How this squares with the aim of making Montreal a hotbed of tech innovation is unclear. While the city has produced some notable Canadian tech players – from point-of-sale software developer Lightspeed to multimedia entertainment phenom Moment Factory – few people would call it a tech hub. Attempts to change that have largely focused on tax credits to encourage startups and fostering a local venture-capital industry, led in part by the Caisse.
Little attention has been paid, however, to the role an onerous personal tax burden plays in attracting and retaining technology professionals. No technology sector can thrive without luring talent from elsewhere, no matter how creative and tech-savvy the locals are. And personal taxes are no minor detail when it comes to creating the climate needed to attract tech workers from sunnier destinations.

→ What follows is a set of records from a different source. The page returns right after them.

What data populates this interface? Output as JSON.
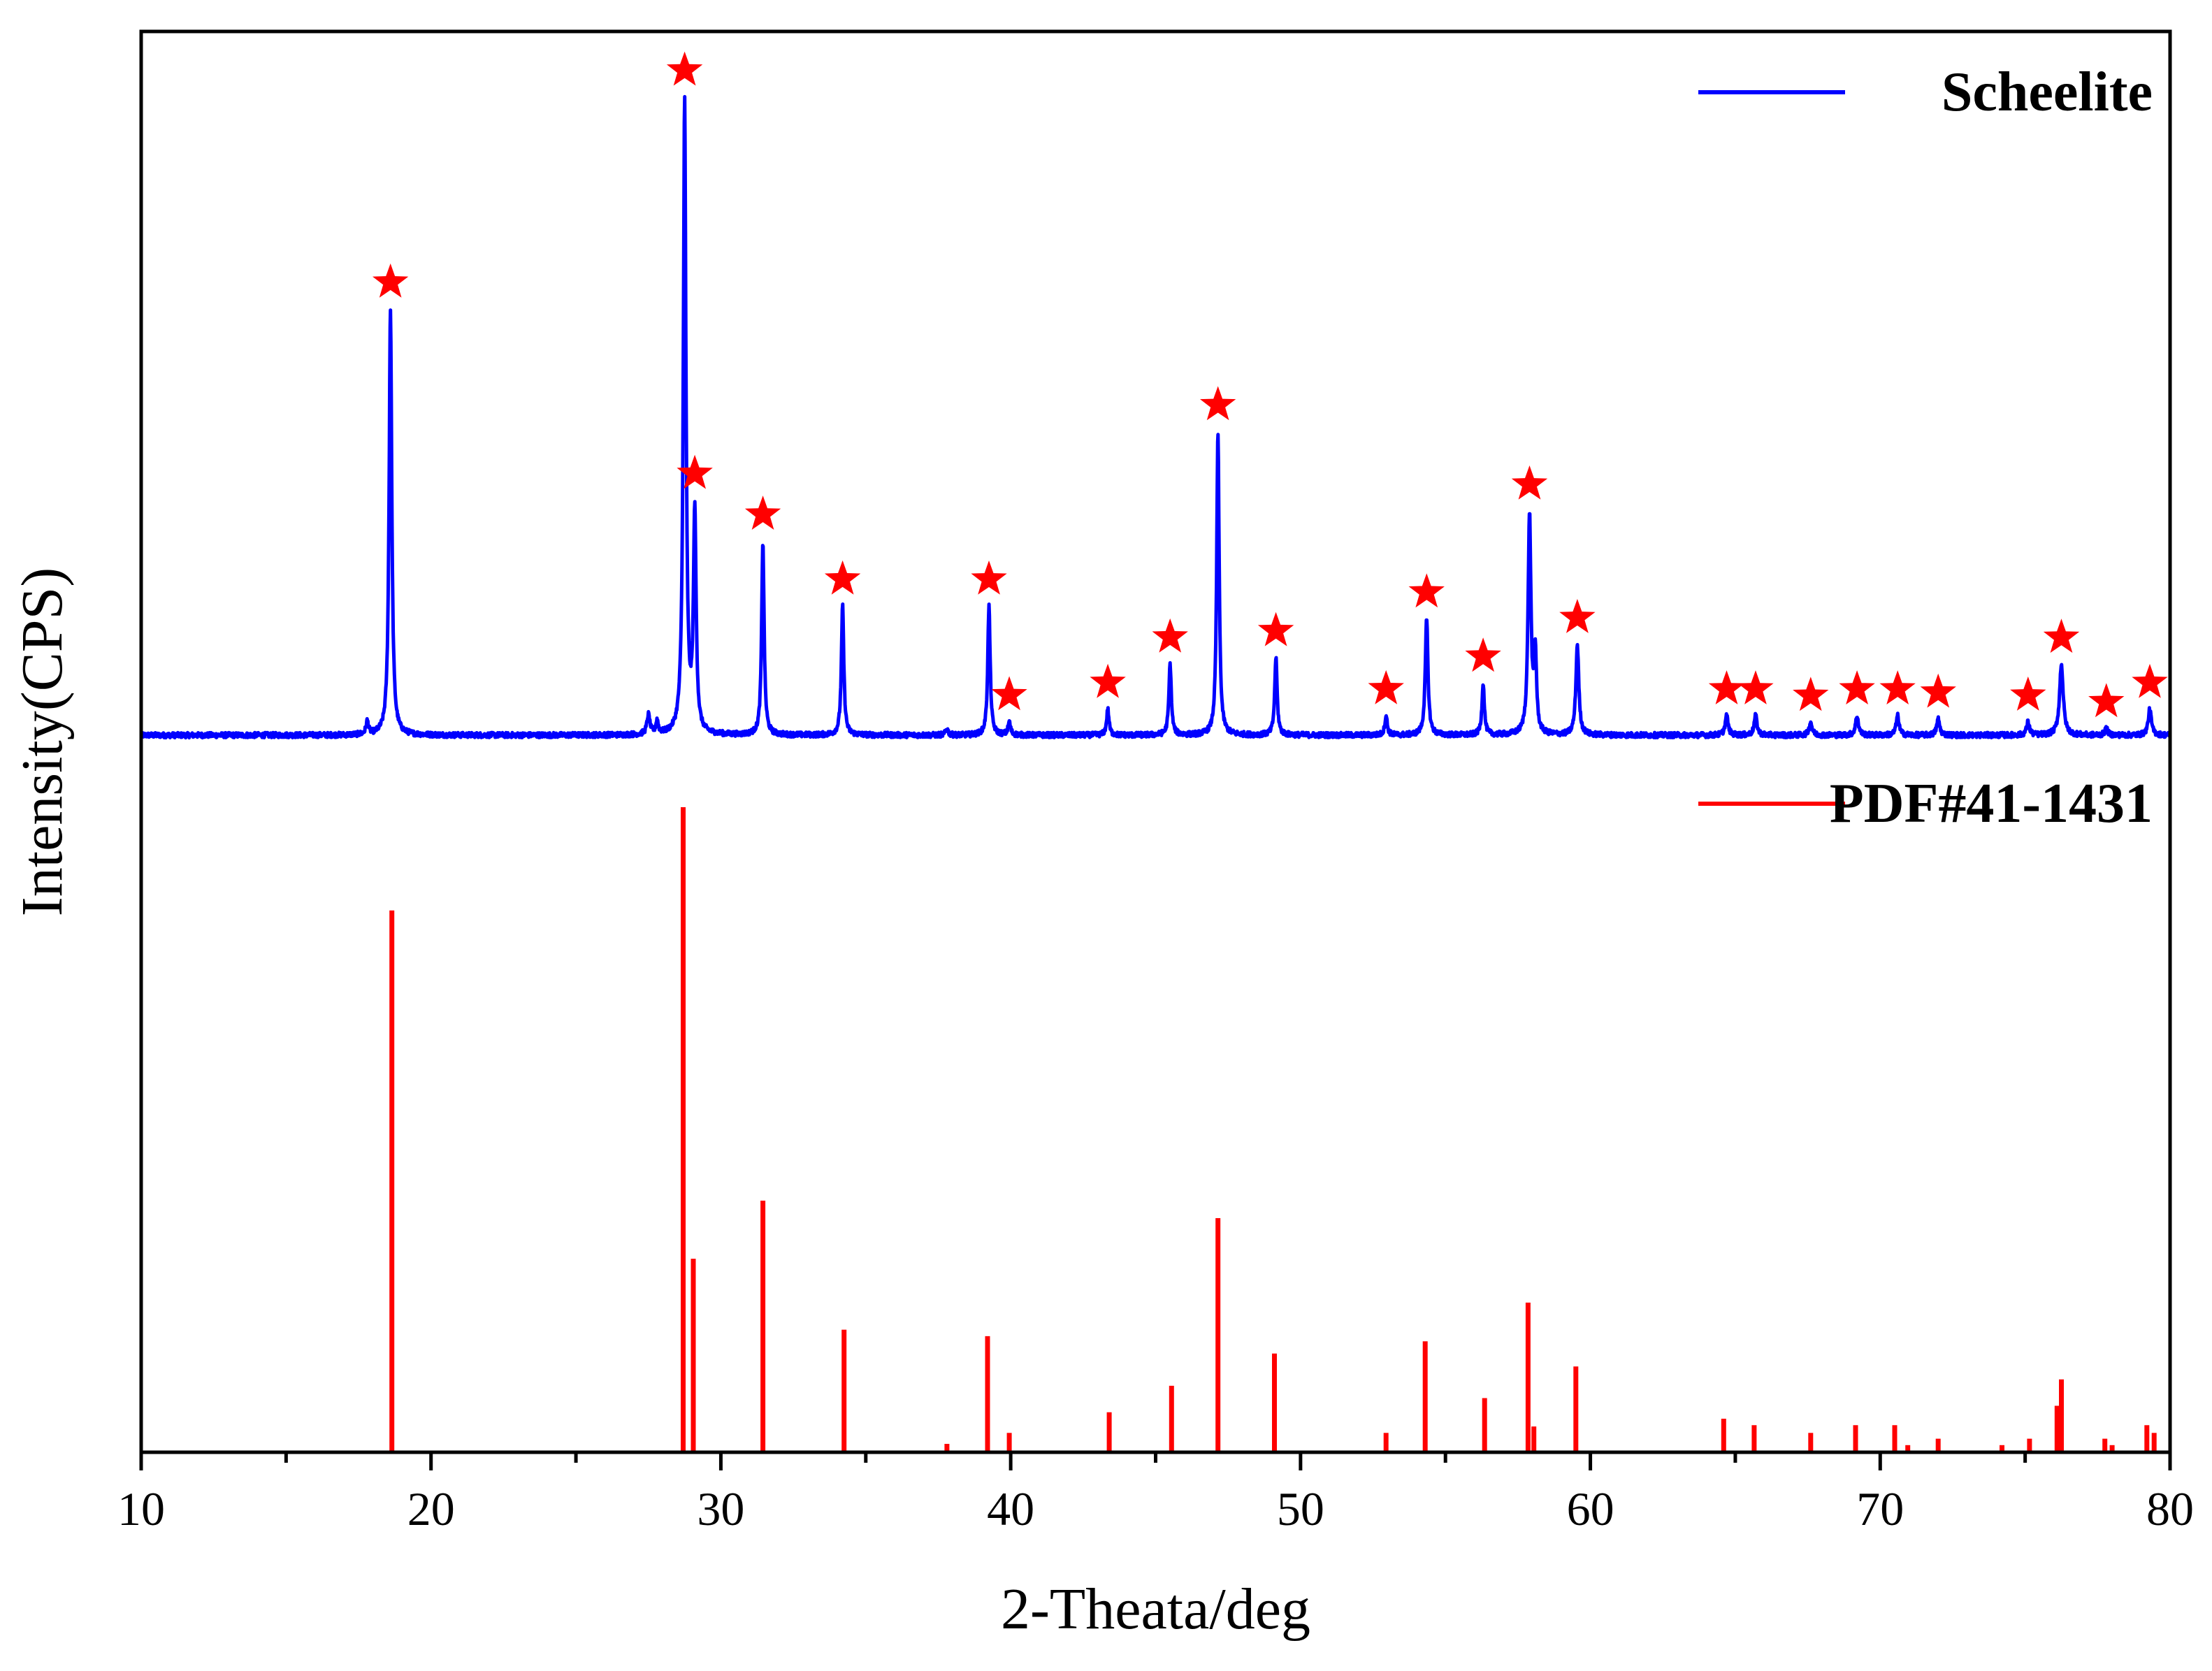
{
  "chart_data": {
    "type": "line",
    "title": "",
    "xlabel": "2-Theata/deg",
    "ylabel": "Intensity(CPS)",
    "xlim": [
      10,
      80
    ],
    "x_ticks": [
      10,
      20,
      30,
      40,
      50,
      60,
      70,
      80
    ],
    "x_tick_labels": [
      "10",
      "20",
      "30",
      "40",
      "50",
      "60",
      "70",
      "80"
    ],
    "y_ticks_shown": false,
    "grid": false,
    "legend_position": "top-right",
    "series": [
      {
        "name": "Scheelite",
        "kind": "profile",
        "color": "#0000ff",
        "baseline": 0.0,
        "y_range": [
          0,
          1.0
        ],
        "peaks": [
          {
            "x": 17.8,
            "h": 0.02,
            "w": 0.1
          },
          {
            "x": 18.6,
            "h": 0.66,
            "w": 0.11
          },
          {
            "x": 27.5,
            "h": 0.03,
            "w": 0.12
          },
          {
            "x": 27.8,
            "h": 0.02,
            "w": 0.1
          },
          {
            "x": 28.75,
            "h": 0.98,
            "w": 0.11
          },
          {
            "x": 29.1,
            "h": 0.34,
            "w": 0.11
          },
          {
            "x": 31.45,
            "h": 0.3,
            "w": 0.1
          },
          {
            "x": 34.2,
            "h": 0.2,
            "w": 0.1
          },
          {
            "x": 37.8,
            "h": 0.01,
            "w": 0.1
          },
          {
            "x": 39.25,
            "h": 0.2,
            "w": 0.1
          },
          {
            "x": 39.95,
            "h": 0.02,
            "w": 0.1
          },
          {
            "x": 43.35,
            "h": 0.04,
            "w": 0.1
          },
          {
            "x": 45.5,
            "h": 0.11,
            "w": 0.1
          },
          {
            "x": 47.15,
            "h": 0.47,
            "w": 0.1
          },
          {
            "x": 49.15,
            "h": 0.12,
            "w": 0.1
          },
          {
            "x": 52.95,
            "h": 0.03,
            "w": 0.1
          },
          {
            "x": 54.35,
            "h": 0.18,
            "w": 0.11
          },
          {
            "x": 56.3,
            "h": 0.08,
            "w": 0.1
          },
          {
            "x": 57.9,
            "h": 0.34,
            "w": 0.12
          },
          {
            "x": 58.1,
            "h": 0.12,
            "w": 0.1
          },
          {
            "x": 59.55,
            "h": 0.14,
            "w": 0.12
          },
          {
            "x": 64.7,
            "h": 0.03,
            "w": 0.12
          },
          {
            "x": 65.7,
            "h": 0.03,
            "w": 0.12
          },
          {
            "x": 67.6,
            "h": 0.02,
            "w": 0.12
          },
          {
            "x": 69.2,
            "h": 0.03,
            "w": 0.12
          },
          {
            "x": 70.6,
            "h": 0.03,
            "w": 0.12
          },
          {
            "x": 72.0,
            "h": 0.025,
            "w": 0.12
          },
          {
            "x": 75.1,
            "h": 0.02,
            "w": 0.12
          },
          {
            "x": 76.25,
            "h": 0.11,
            "w": 0.15
          },
          {
            "x": 77.8,
            "h": 0.01,
            "w": 0.12
          },
          {
            "x": 79.3,
            "h": 0.04,
            "w": 0.13
          }
        ]
      },
      {
        "name": "PDF#41-1431",
        "kind": "stick",
        "color": "#ff0000",
        "baseline": 0.0,
        "y_range": [
          0,
          1.0
        ],
        "sticks": [
          {
            "x": 18.65,
            "h": 0.84
          },
          {
            "x": 28.7,
            "h": 1.0
          },
          {
            "x": 29.05,
            "h": 0.3
          },
          {
            "x": 31.45,
            "h": 0.39
          },
          {
            "x": 34.25,
            "h": 0.19
          },
          {
            "x": 37.8,
            "h": 0.013
          },
          {
            "x": 39.2,
            "h": 0.18
          },
          {
            "x": 39.95,
            "h": 0.03
          },
          {
            "x": 43.4,
            "h": 0.062
          },
          {
            "x": 45.55,
            "h": 0.103
          },
          {
            "x": 47.15,
            "h": 0.363
          },
          {
            "x": 49.1,
            "h": 0.153
          },
          {
            "x": 52.95,
            "h": 0.03
          },
          {
            "x": 54.3,
            "h": 0.172
          },
          {
            "x": 56.35,
            "h": 0.084
          },
          {
            "x": 57.85,
            "h": 0.232
          },
          {
            "x": 58.05,
            "h": 0.04
          },
          {
            "x": 59.5,
            "h": 0.133
          },
          {
            "x": 64.6,
            "h": 0.052
          },
          {
            "x": 65.65,
            "h": 0.042
          },
          {
            "x": 67.6,
            "h": 0.03
          },
          {
            "x": 69.15,
            "h": 0.042
          },
          {
            "x": 70.5,
            "h": 0.042
          },
          {
            "x": 70.95,
            "h": 0.011
          },
          {
            "x": 72.0,
            "h": 0.021
          },
          {
            "x": 74.2,
            "h": 0.011
          },
          {
            "x": 75.15,
            "h": 0.021
          },
          {
            "x": 76.1,
            "h": 0.072
          },
          {
            "x": 76.25,
            "h": 0.113
          },
          {
            "x": 77.75,
            "h": 0.021
          },
          {
            "x": 78.0,
            "h": 0.011
          },
          {
            "x": 79.2,
            "h": 0.042
          },
          {
            "x": 79.45,
            "h": 0.03
          }
        ]
      }
    ],
    "annotations": {
      "marker": "star",
      "marker_color": "#ff0000",
      "description": "Red star markers placed atop each Scheelite diffraction peak",
      "positions_x": [
        18.6,
        28.75,
        29.1,
        31.45,
        34.2,
        39.25,
        39.95,
        43.35,
        45.5,
        47.15,
        49.15,
        52.95,
        54.35,
        56.3,
        57.9,
        59.55,
        64.7,
        65.7,
        67.6,
        69.2,
        70.6,
        72.0,
        75.1,
        76.25,
        77.8,
        79.3
      ]
    }
  }
}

Yet, according to a new University of Sherbrooke study, all taxes (income, payroll, property and sales) combined amounted to 37.6 per cent of Quebec's gross domestic product in 2015, compared with 29.7 per cent of GDP in the rest of Canada. This leaves Quebeckers only slightly less taxed than Norwegians. Only Quebec is not competing with Norway for tech talent.
The high tax burden may help explain why Quebec's share of Canada's top income earners has been in constant decline in recent decades. While income inequality is a serious concern, the solution hardly lies in punishing highly skilled individuals for maximizing their earnings potential – especially when they already pay the lion's share of all taxes collected in the province. Yet, Quebec's tax take keeps going up.
According to Statistics Canada, Quebec was home to 15 per cent of Canada's top 1 per cent of tax filers in 2014, well below its 23.4-per-cent share of the population. A new study by the Institut de la statistique du Québec digs deeper into the data to reveal that Quebec's share of the top 10 per cent of Canadian earners fell to 13.2 per cent in 2014 from 21.2 per cent in 1976. Ontario's share rose to 42.5 per cent, while Western Canada's share was up to 39.7 per cent.
Though Toronto's rise as Canada's head-office capital and Western Canada's resource boom are the main reasons Ontario and Alberta have higher concentrations of high-income earners than Quebec, any headhunter will tell you higher taxes make it harder to lure talent to Montreal.
And venture capital goes where the talent is. In 2016, Quebec accounted for a decent 20 per cent of the $1.7-billion in venture-capital funding obtained by Canadian-based firms. But that was barely a third of Ontario's 56-per-cent share, according to PwC Money Tree. Quebec policy makers will need to "think and act differently" in order to raise the province's future share.
At 48 per cent, Quebec's net debt remains by far the highest of any province except Newfoundland. This is often cited as an obstacle to lowering taxes in the province. The perception that public services suffered as Mr. Couillard sought to strangle the deficit has also left the government facing political pressure to inject more money into health and education. Hence, the only tax relief on the horizon is an early abolition of the modest "health contribution" that the Couillard government had promised to phase out by 2019.
It's better than zero. But it won't make Montreal a Silicon Valley Nord.